Tea has a long and colorful history that dates back to more than 5,000 years ago when an innovative emperor named Shen Nong ruled China. An ordinance that required the boiling of drinking water for hygienic reasons, created tea by accident when an open window blew dried leaves into a boiling pot of water. The rest of the story about this soothing beverage is, as they say, history.
Tea came to America aboard the sailing ships that carried intrepid colonists from England and The Netherlands to the New World. Peter Stuyvesant brought the first samples to New York, which was then known as New Amsterdam. Many of the tea drinking customs of the Old World were passed down to the early settlers and by the mid 17th century, the practice of tea drinking was well established in the American colonies.
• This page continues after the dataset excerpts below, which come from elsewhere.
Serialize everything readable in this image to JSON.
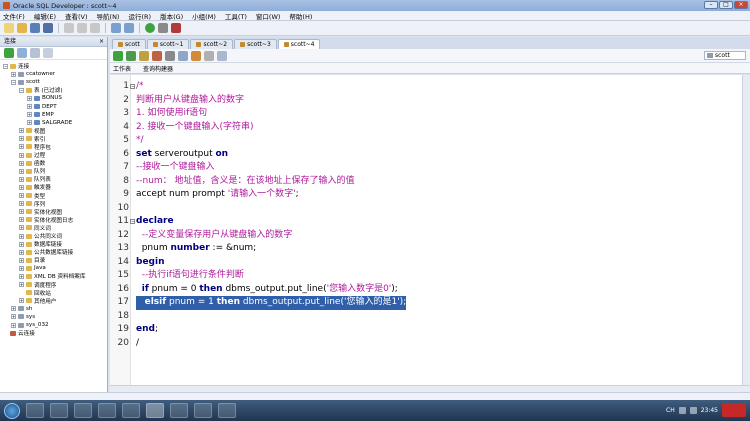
{
  "window": {
    "title": "Oracle SQL Developer : scott~4"
  },
  "menu": [
    "文件(F)",
    "编辑(E)",
    "查看(V)",
    "导航(N)",
    "运行(R)",
    "版本(G)",
    "小组(M)",
    "工具(T)",
    "窗口(W)",
    "帮助(H)"
  ],
  "left_panel": {
    "title": "连接",
    "tree": [
      {
        "label": "连接",
        "level": 0,
        "exp": "−",
        "icon": "folder"
      },
      {
        "label": "ccatowner",
        "level": 1,
        "exp": "+",
        "icon": "db"
      },
      {
        "label": "scott",
        "level": 1,
        "exp": "−",
        "icon": "db"
      },
      {
        "label": "表 (已过滤)",
        "level": 2,
        "exp": "−",
        "icon": "folder"
      },
      {
        "label": "BONUS",
        "level": 3,
        "exp": "+",
        "icon": "table"
      },
      {
        "label": "DEPT",
        "level": 3,
        "exp": "+",
        "icon": "table"
      },
      {
        "label": "EMP",
        "level": 3,
        "exp": "+",
        "icon": "table"
      },
      {
        "label": "SALGRADE",
        "level": 3,
        "exp": "+",
        "icon": "table"
      },
      {
        "label": "视图",
        "level": 2,
        "exp": "+",
        "icon": "folder"
      },
      {
        "label": "索引",
        "level": 2,
        "exp": "+",
        "icon": "folder"
      },
      {
        "label": "程序包",
        "level": 2,
        "exp": "+",
        "icon": "folder"
      },
      {
        "label": "过程",
        "level": 2,
        "exp": "+",
        "icon": "folder"
      },
      {
        "label": "函数",
        "level": 2,
        "exp": "+",
        "icon": "folder"
      },
      {
        "label": "队列",
        "level": 2,
        "exp": "+",
        "icon": "folder"
      },
      {
        "label": "队列表",
        "level": 2,
        "exp": "+",
        "icon": "folder"
      },
      {
        "label": "触发器",
        "level": 2,
        "exp": "+",
        "icon": "folder"
      },
      {
        "label": "类型",
        "level": 2,
        "exp": "+",
        "icon": "folder"
      },
      {
        "label": "序列",
        "level": 2,
        "exp": "+",
        "icon": "folder"
      },
      {
        "label": "实体化视图",
        "level": 2,
        "exp": "+",
        "icon": "folder"
      },
      {
        "label": "实体化视图日志",
        "level": 2,
        "exp": "+",
        "icon": "folder"
      },
      {
        "label": "同义词",
        "level": 2,
        "exp": "+",
        "icon": "folder"
      },
      {
        "label": "公共同义词",
        "level": 2,
        "exp": "+",
        "icon": "folder"
      },
      {
        "label": "数据库链接",
        "level": 2,
        "exp": "+",
        "icon": "folder"
      },
      {
        "label": "公共数据库链接",
        "level": 2,
        "exp": "+",
        "icon": "folder"
      },
      {
        "label": "目录",
        "level": 2,
        "exp": "+",
        "icon": "folder"
      },
      {
        "label": "Java",
        "level": 2,
        "exp": "+",
        "icon": "folder"
      },
      {
        "label": "XML DB 资料档案库",
        "level": 2,
        "exp": "+",
        "icon": "folder"
      },
      {
        "label": "调度程序",
        "level": 2,
        "exp": "+",
        "icon": "folder"
      },
      {
        "label": "回收站",
        "level": 2,
        "exp": "",
        "icon": "folder"
      },
      {
        "label": "其他用户",
        "level": 2,
        "exp": "+",
        "icon": "folder"
      },
      {
        "label": "sh",
        "level": 1,
        "exp": "+",
        "icon": "db"
      },
      {
        "label": "sys",
        "level": 1,
        "exp": "+",
        "icon": "db"
      },
      {
        "label": "sys_032",
        "level": 1,
        "exp": "+",
        "icon": "db"
      },
      {
        "label": "云连接",
        "level": 0,
        "exp": "",
        "icon": "conn"
      }
    ]
  },
  "doc_tabs": [
    "scott",
    "scott~1",
    "scott~2",
    "scott~3",
    "scott~4"
  ],
  "connection_select": "scott",
  "sub_tabs": [
    "工作表",
    "查询构建器"
  ],
  "editor": {
    "lines": [
      {
        "n": "1",
        "parts": [
          [
            "cm",
            "/*"
          ]
        ]
      },
      {
        "n": "2",
        "parts": [
          [
            "cm",
            "判断用户从键盘输入的数字"
          ]
        ]
      },
      {
        "n": "3",
        "parts": [
          [
            "cm",
            "1. 如何使用if语句"
          ]
        ]
      },
      {
        "n": "4",
        "parts": [
          [
            "cm",
            "2. 接收一个键盘输入(字符串)"
          ]
        ]
      },
      {
        "n": "5",
        "parts": [
          [
            "cm",
            "*/"
          ]
        ]
      },
      {
        "n": "6",
        "parts": [
          [
            "kw",
            "set"
          ],
          [
            "tx",
            " serveroutput "
          ],
          [
            "kw",
            "on"
          ]
        ]
      },
      {
        "n": "7",
        "parts": [
          [
            "cm",
            "--接收一个键盘输入"
          ]
        ]
      },
      {
        "n": "8",
        "parts": [
          [
            "cm",
            "--num： 地址值，含义是：在该地址上保存了输入的值"
          ]
        ]
      },
      {
        "n": "9",
        "parts": [
          [
            "tx",
            "accept num prompt "
          ],
          [
            "str",
            "'请输入一个数字'"
          ],
          [
            "tx",
            ";"
          ]
        ]
      },
      {
        "n": "10",
        "parts": []
      },
      {
        "n": "11",
        "parts": [
          [
            "kw",
            "declare"
          ]
        ]
      },
      {
        "n": "12",
        "parts": [
          [
            "cm",
            "  --定义变量保存用户从键盘输入的数字"
          ]
        ]
      },
      {
        "n": "13",
        "parts": [
          [
            "tx",
            "  pnum "
          ],
          [
            "kw",
            "number"
          ],
          [
            "tx",
            " := &num;"
          ]
        ]
      },
      {
        "n": "14",
        "parts": [
          [
            "kw",
            "begin"
          ]
        ]
      },
      {
        "n": "15",
        "parts": [
          [
            "cm",
            "  --执行if语句进行条件判断"
          ]
        ]
      },
      {
        "n": "16",
        "parts": [
          [
            "tx",
            "  "
          ],
          [
            "kw",
            "if"
          ],
          [
            "tx",
            " pnum = 0 "
          ],
          [
            "kw",
            "then"
          ],
          [
            "tx",
            " dbms_output.put_line("
          ],
          [
            "str",
            "'您输入数字是0'"
          ],
          [
            "tx",
            ");"
          ]
        ]
      },
      {
        "n": "17",
        "selected": true,
        "parts": [
          [
            "tx",
            "   "
          ],
          [
            "kw",
            "elsif"
          ],
          [
            "tx",
            " pnum = 1 "
          ],
          [
            "kw",
            "then"
          ],
          [
            "tx",
            " dbms_output.put_line("
          ],
          [
            "str",
            "'您输入的是1'"
          ],
          [
            "tx",
            ");"
          ]
        ]
      },
      {
        "n": "18",
        "parts": []
      },
      {
        "n": "19",
        "parts": [
          [
            "kw",
            "end"
          ],
          [
            "tx",
            ";"
          ]
        ]
      },
      {
        "n": "20",
        "parts": [
          [
            "tx",
            "/"
          ]
        ]
      }
    ]
  },
  "taskbar": {
    "ime": "CH",
    "clock": "23:45"
  },
  "colors": {
    "comment": "#b01a9b",
    "keyword": "#000080",
    "selection": "#2f5fa8"
  }
}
By the early 18th century, the tea trade flourished particularly in New York, Philadelphia and Boston. Special water pumps were installed in natural springs in these centers making water readily available for making tea. These gave rise to ‘tea gardens’ and ‘tea springs.’ Fancy porcelain tea products such as pots and spoons symbolized wealth and an elite social status.
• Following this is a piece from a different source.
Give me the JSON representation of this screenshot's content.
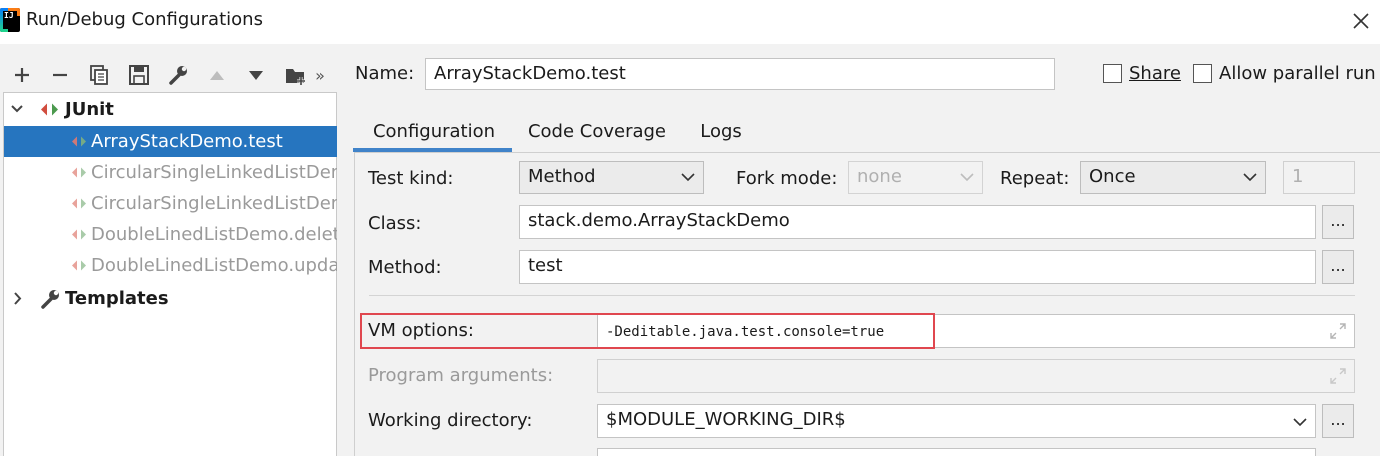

In the 1760s, the British government began to impose a tax on tea, first through the Stamp Act of 1765, and later with the Townshend Act of 1767 . Outraged merchants, shippers, and colonists began to smuggle tea into the colonies to avoid the tax and many became very rich in the process.
Dissent led to a number of demonstrations culminating in the Boston Tea Party in December 1773 when, disguised as Mohawk Indians, members of the political group the Sons of Liberty, led by Samuel Adams, boarded three British East India Company ships the Eleanor, Dartmouth and Beaver and threw 342 chests of tea into Boston harbor. This act of defiance came to symbolize America’s displeasure with and subsequent rupture with England.
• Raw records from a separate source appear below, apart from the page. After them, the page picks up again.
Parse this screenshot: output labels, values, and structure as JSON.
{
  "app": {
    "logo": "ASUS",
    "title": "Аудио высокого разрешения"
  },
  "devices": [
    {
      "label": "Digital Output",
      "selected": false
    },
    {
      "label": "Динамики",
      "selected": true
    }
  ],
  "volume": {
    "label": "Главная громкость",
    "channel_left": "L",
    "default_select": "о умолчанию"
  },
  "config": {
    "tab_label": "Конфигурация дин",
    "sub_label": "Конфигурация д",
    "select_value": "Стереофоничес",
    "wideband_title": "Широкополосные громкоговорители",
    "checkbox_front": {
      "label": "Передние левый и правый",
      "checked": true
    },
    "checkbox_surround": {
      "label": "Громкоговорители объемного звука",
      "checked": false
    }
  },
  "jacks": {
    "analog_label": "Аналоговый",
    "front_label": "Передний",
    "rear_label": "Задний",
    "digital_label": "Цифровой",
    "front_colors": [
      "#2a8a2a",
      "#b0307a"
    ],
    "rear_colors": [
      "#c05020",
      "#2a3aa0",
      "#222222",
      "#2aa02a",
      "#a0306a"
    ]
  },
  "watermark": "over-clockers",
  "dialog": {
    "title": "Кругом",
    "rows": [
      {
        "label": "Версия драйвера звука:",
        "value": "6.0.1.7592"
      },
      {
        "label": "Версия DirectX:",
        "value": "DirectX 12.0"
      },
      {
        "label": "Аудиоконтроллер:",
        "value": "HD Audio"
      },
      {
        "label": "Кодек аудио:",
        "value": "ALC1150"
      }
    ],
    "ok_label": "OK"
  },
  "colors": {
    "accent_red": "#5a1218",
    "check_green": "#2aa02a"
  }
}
America’s first three millionaires, T.H. Perkins, Stephen Gerard, and John Jacob Astor, all made their initial fortunes in tea trafficking. Direct trade with China began in 1789, and newer, faster clipper ships far out-sailed the older, slower, and much heavier English tea wagons that had once dominated the trade.
All in all, tea is a noble beverage steeped (forgive the pun) in history and as such, worthy of respect. So, even if the amber liquid is not your particular cup of tea, the next time you serve some to your guests or sample a cup yourself, remember that your actions may well influence the opinions of political leaders, enhance the wealth of an empire, and find you solely responsible for the demise of a single teabag.
As far as the future of tea is concerned, we must all brace ourselves for the ultimate possibility of tea for two with or without sympathy.
Do you have a cup of tea during the day, or are you a steadfast coffee drinker?